Plan for the facility proposes a built-up area of approximately 90,000 sq. ft. Antim Samskar Seva signed a joint MOU with the Municipal Corporation of Greater Mumbai (MCGM) to redevelop one of the city’s largest cremation sites and burial grounds: Mata Ramabai Ambedkar Smashan Bhumi, located in Worli.

Project Name: Crematorium- The forgotten facet of the city
By: Sohan Kadam
Area of site: 9 acres
Budget for the project: Rs. 39 crores
Location: Mumbai, India

©Sohan Kadam

The study of religion in cities has become important because of the urbanization of the globe and a major transformation in the way people perceive religion. If religion is taken as a lens to look at Mumbai, one could find that there are no traces of ethno-religious divisions that cut across the people residing in this metropolitan city. Mumbai being a multilingual settlement which celebrates all the festivals together needs a crematorium which caters to almost all the sections of this diverse society.

©Sohan Kadam

The current scenario of cremation grounds is a by-product of increasing social taboo and the stigma attached to death in this modernizing world.

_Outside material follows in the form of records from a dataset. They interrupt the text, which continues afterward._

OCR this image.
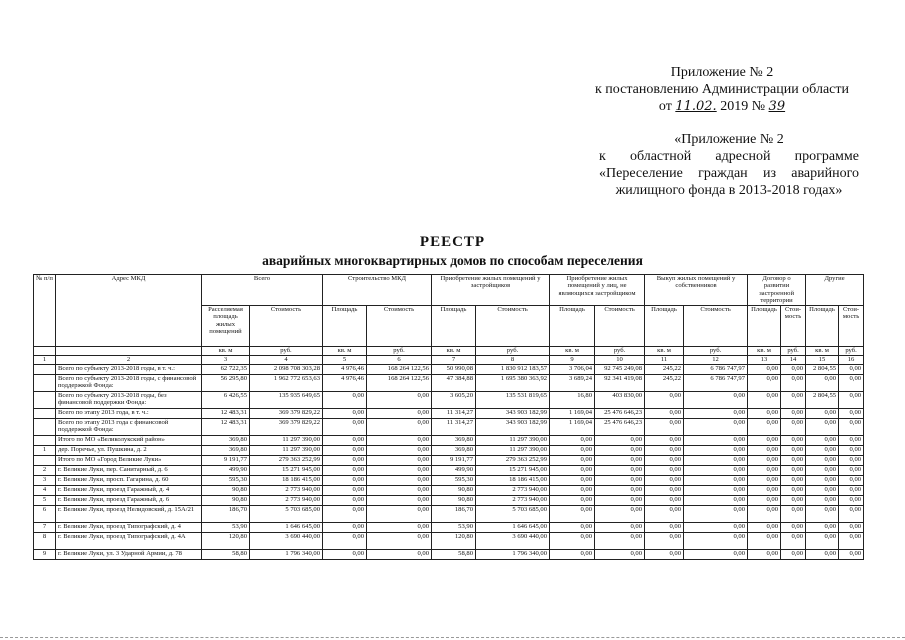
Приложение № 2
к постановлению Администрации области
от 11.02. 2019 № 39
«Приложение № 2
к областной адресной программе
«Переселение граждан из аварийного
жилищного фонда в 2013-2018 годах»
РЕЕСТР
аварийных многоквартирных домов по способам переселения
№ п/п	Адрес МКД	Всего		Строительство МКД		Приобретение жилых помещений у застройщиков		Приобретение жилых помещений у лиц, не являющихся застройщиком		Выкуп жилых помещений у собственников		Договор о развитии застроенной территории		Другие	
		Расселяемая площадь жилых помещений	Стоимость	Площадь	Стоимость	Площадь	Стоимость	Площадь	Стоимость	Площадь	Стоимость	Площадь	Стои-мость	Площадь	Стои-мость
		кв. м	руб.	кв. м	руб.	кв. м	руб.	кв. м	руб.	кв. м	руб.	кв. м	руб.	кв. м	руб.
1	2	3	4	5	6	7	8	9	10	11	12	13	14	15	16
	Всего по субъекту 2013-2018 годы, в т. ч.:	62 722,35	2 098 708 303,28	4 976,46	168 264 122,56	50 990,08	1 830 912 183,57	3 706,04	92 745 249,08	245,22	6 786 747,97	0,00	0,00	2 804,55	0,00
	Всего по субъекту 2013-2018 годы, с финансовой поддержкой Фонда:	56 295,80	1 962 772 653,63	4 976,46	168 264 122,56	47 384,88	1 695 380 363,92	3 689,24	92 341 419,08	245,22	6 786 747,97	0,00	0,00	0,00	0,00
	Всего по субъекту 2013-2018 годы, без финансовой поддержки Фонда:	6 426,55	135 935 649,65	0,00	0,00	3 605,20	135 531 819,65	16,80	403 830,00	0,00	0,00	0,00	0,00	2 804,55	0,00
	Всего по этапу 2013 года, в т. ч.:	12 483,31	369 379 829,22	0,00	0,00	11 314,27	343 903 182,99	1 169,04	25 476 646,23	0,00	0,00	0,00	0,00	0,00	0,00
	Всего по этапу 2013 года с финансовой поддержкой Фонда:	12 483,31	369 379 829,22	0,00	0,00	11 314,27	343 903 182,99	1 169,04	25 476 646,23	0,00	0,00	0,00	0,00	0,00	0,00
	Итого по МО «Великолукский район»	369,80	11 297 390,00	0,00	0,00	369,80	11 297 390,00	0,00	0,00	0,00	0,00	0,00	0,00	0,00	0,00
1	дер. Поречье, ул. Пушкина, д. 2	369,80	11 297 390,00	0,00	0,00	369,80	11 297 390,00	0,00	0,00	0,00	0,00	0,00	0,00	0,00	0,00
	Итого по МО «Город Великие Луки»	9 191,77	279 363 252,99	0,00	0,00	9 191,77	279 363 252,99	0,00	0,00	0,00	0,00	0,00	0,00	0,00	0,00
2	г. Великие Луки, пер. Санитарный, д. 6	499,90	15 271 945,00	0,00	0,00	499,90	15 271 945,00	0,00	0,00	0,00	0,00	0,00	0,00	0,00	0,00
3	г. Великие Луки, просп. Гагарина, д. 60	595,30	18 186 415,00	0,00	0,00	595,30	18 186 415,00	0,00	0,00	0,00	0,00	0,00	0,00	0,00	0,00
4	г. Великие Луки, проезд Гаражный, д. 4	90,80	2 773 940,00	0,00	0,00	90,80	2 773 940,00	0,00	0,00	0,00	0,00	0,00	0,00	0,00	0,00
5	г. Великие Луки, проезд Гаражный, д. 6	90,80	2 773 940,00	0,00	0,00	90,80	2 773 940,00	0,00	0,00	0,00	0,00	0,00	0,00	0,00	0,00
6	г. Великие Луки, проезд Нелидовский, д. 15А/21	186,70	5 703 685,00	0,00	0,00	186,70	5 703 685,00	0,00	0,00	0,00	0,00	0,00	0,00	0,00	0,00
7	г. Великие Луки, проезд Типографский, д. 4	53,90	1 646 645,00	0,00	0,00	53,90	1 646 645,00	0,00	0,00	0,00	0,00	0,00	0,00	0,00	0,00
8	г. Великие Луки, проезд Типографский, д. 4А	120,80	3 690 440,00	0,00	0,00	120,80	3 690 440,00	0,00	0,00	0,00	0,00	0,00	0,00	0,00	0,00
9	г. Великие Луки, ул. 3 Ударной Армии, д. 78	58,80	1 796 340,00	0,00	0,00	58,80	1 796 340,00	0,00	0,00	0,00	0,00	0,00	0,00	0,00	0,00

Thus crematoriums have become segregated and dead spaces in the urban context. The act of cremation is reduced to a mere set of ‘tasks’ to be conducted in a certain ritualistic manner. It forms an invisible part of the built fabric in a city.

©Sohan Kadam

Crematoriums are important places because everyone has to deal with death during their life. A death of loved ones can have a high impact on someone’s life, and the surroundings of these moments should support people during difficult times. Cremation sites are interesting from designer’s perspective, because you have to take both physical and emotional demands into account which requires understanding and empathy from the designer.

©Sohan Kadam

The aim is to create a secular crematorium that unites and binds the residents of the city and more importantly commemorates death rather than treating it as a taboo. This can be achieved by eradicating the stigma through a MUSEUM OF EVOCATION, a space which is an addition to the crematorium that would try and connect the residents of the city to their deceased.